Different outcomes when using tf.Variable() and tf

2019-07-17 02:11发布

问题:

I'm trying to get familiar with TensorFlow framework from this site by playing around with Linear Regression (LR). The source code for LR can be found here, with the name 03_linear_regression_sol.py.

Generally, the defined model for LR is Y_predicted = X * w + b, where

  • w and b are parameters (tf.Variable)
  • Y_predicted and X are training data (placeholder)

For w and b, in the sample code, they are defined as following

w = tf.Variable(0.0, name='weights')
b = tf.Variable(0.0, name='bias')

And I changed these two lines of code a little bit as following

w = tf.get_variable('weights', [], dtype=tf.float32)
b = tf.get_variable('bias', [], dtype=tf.float32)

For this experiment, I got two different total_loss/n_samples for those two versions. More specifically, in the original version, I got a deterministic result at anytime, 1539.0050282141283. But, in the modified version, I got undeterministic results at different running time, for example, total_loss/n_samples could be 1531.3039793868859, 1526.3752814714044, ... etc.

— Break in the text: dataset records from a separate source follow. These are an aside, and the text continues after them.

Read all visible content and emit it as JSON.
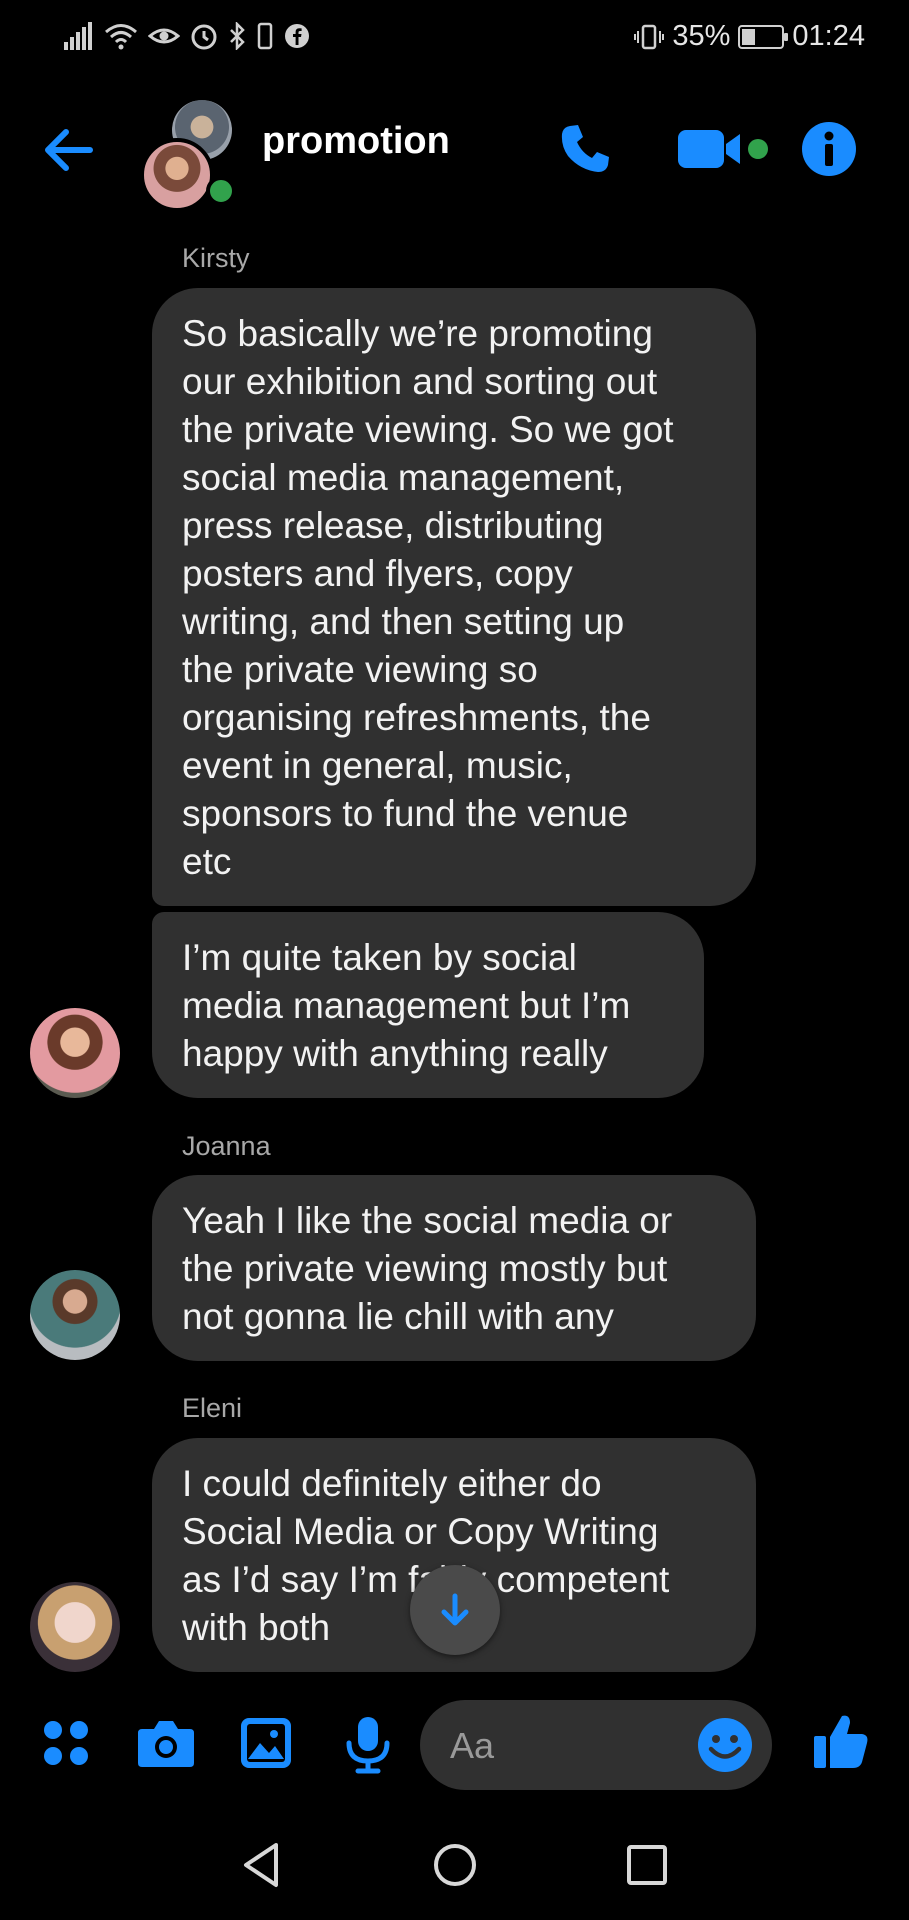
{
  "status_bar": {
    "battery_percent": "35%",
    "battery_level": 0.35,
    "time": "01:24",
    "icons": [
      "signal-icon",
      "wifi-icon",
      "eye-icon",
      "alarm-icon",
      "bluetooth-icon",
      "facebook-icon",
      "vibrate-icon"
    ]
  },
  "header": {
    "title": "promotion",
    "icons": [
      "back-arrow-icon",
      "phone-icon",
      "video-camera-icon",
      "info-icon"
    ],
    "accent": "#1a8cff",
    "online_color": "#31a24c"
  },
  "messages": [
    {
      "sender": "Kirsty",
      "lines": [
        "So basically we’re promoting",
        "our exhibition and sorting out",
        "the private viewing. So we got",
        "social media management,",
        "press release, distributing",
        "posters and flyers, copy",
        "writing, and then setting up",
        "the private viewing so",
        "organising refreshments, the",
        "event in general, music,",
        "sponsors to fund the venue",
        "etc"
      ]
    },
    {
      "sender": "",
      "lines": [
        "I’m quite taken by social",
        "media management but I’m",
        "happy with anything really"
      ]
    },
    {
      "sender": "Joanna",
      "lines": [
        "Yeah I like the social media or",
        "the private viewing mostly but",
        "not gonna lie chill with any"
      ]
    },
    {
      "sender": "Eleni",
      "lines": [
        "I could definitely either do",
        "Social Media or Copy Writing",
        "as I’d say I’m fairly competent",
        "with both"
      ]
    }
  ],
  "composer": {
    "placeholder": "Aa",
    "icons": [
      "apps-grid-icon",
      "camera-icon",
      "gallery-icon",
      "microphone-icon",
      "emoji-icon",
      "thumbs-up-icon"
    ]
  },
  "nav_bar": {
    "icons": [
      "back-triangle-icon",
      "home-circle-icon",
      "recents-square-icon"
    ]
  },
  "colors": {
    "background": "#000000",
    "bubble": "#303030",
    "sender_name": "#a8a8a8"
  }
}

What is the difference between tf.Variable() and tf.get_variable()?

回答1:

tf.Variable accepts an initial value upon creation (a constant), this explains deterministic results when you use it.

tf.get_variable is slightly different: it has an initializer argument, by default None, which is interpreted like this:

If initializer is None (the default), the default initializer passed in the variable scope will be used. If that one is None too, a glorot_uniform_initializer will be used.

Since you didn't pass an initializer, the variable got uniform random initial value.